High heat flux ablation behaviors of Ir-Hf coatings in wind tunnel tests up to 6.6 MW/m²

Abstract

The Ir-Hf coatings have good resistance to oxidative ablation, in order to investigate the ablation resistance limit and ablation failure mechanism of the Ir-Hf coatings, graphite/Re/Ir/Ir-Hf samples were prepared by an optimized pack cementation method. The Ir-Hf coating samples were tested for anti-ablation properties under stepwise and constant working conditions in a high-frequency plasma wind tunnel, respectively. The results showed that the Ir-Hf coating passed the high-frequency plasma wind tunnel test at a heat flux of 5.7 MW/m2 for 650 s without defects.

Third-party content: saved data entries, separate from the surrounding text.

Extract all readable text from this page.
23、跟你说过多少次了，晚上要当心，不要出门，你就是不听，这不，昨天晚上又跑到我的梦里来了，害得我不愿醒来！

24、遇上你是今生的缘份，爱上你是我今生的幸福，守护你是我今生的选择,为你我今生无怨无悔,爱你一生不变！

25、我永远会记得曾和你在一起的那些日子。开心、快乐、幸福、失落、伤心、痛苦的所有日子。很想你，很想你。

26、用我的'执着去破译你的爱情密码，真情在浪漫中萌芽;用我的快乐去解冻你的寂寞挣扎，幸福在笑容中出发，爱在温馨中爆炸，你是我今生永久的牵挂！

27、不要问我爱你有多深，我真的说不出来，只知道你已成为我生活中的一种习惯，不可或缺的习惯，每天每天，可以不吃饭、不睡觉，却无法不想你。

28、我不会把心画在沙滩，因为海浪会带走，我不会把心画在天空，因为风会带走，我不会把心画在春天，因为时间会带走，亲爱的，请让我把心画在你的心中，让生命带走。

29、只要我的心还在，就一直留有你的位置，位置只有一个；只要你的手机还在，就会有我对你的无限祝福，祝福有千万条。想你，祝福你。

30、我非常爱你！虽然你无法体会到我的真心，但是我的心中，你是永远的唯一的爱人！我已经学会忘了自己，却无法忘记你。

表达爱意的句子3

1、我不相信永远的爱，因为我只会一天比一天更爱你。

And the heat flux limit of the Ir-Hf coating was about 6.6 MW/m2 in the plasma wind tunnel with a lifetime no less than 400 s and a surface temperature of about 2200℃, exceeding most of the reported heat flux limits for non-ablative materials, such as SiC, ZrB2 and HfC. The failure mechanism of the Ir-Hf coating is as follows: when the surface temperature reaches a certain level, the interface temperature between Ir and the oxide layer will exceed its low eutectic point and a liquid phase will appear, triggering failure. The Ir-Hf coatings have the advantages of high heat flux resistance, zero ablation, low thermal response and good protection of the graphite substrate, which makes them promising as the thermal protection coatings in ultra-high temperature (over 2000 °C) aerospace applications.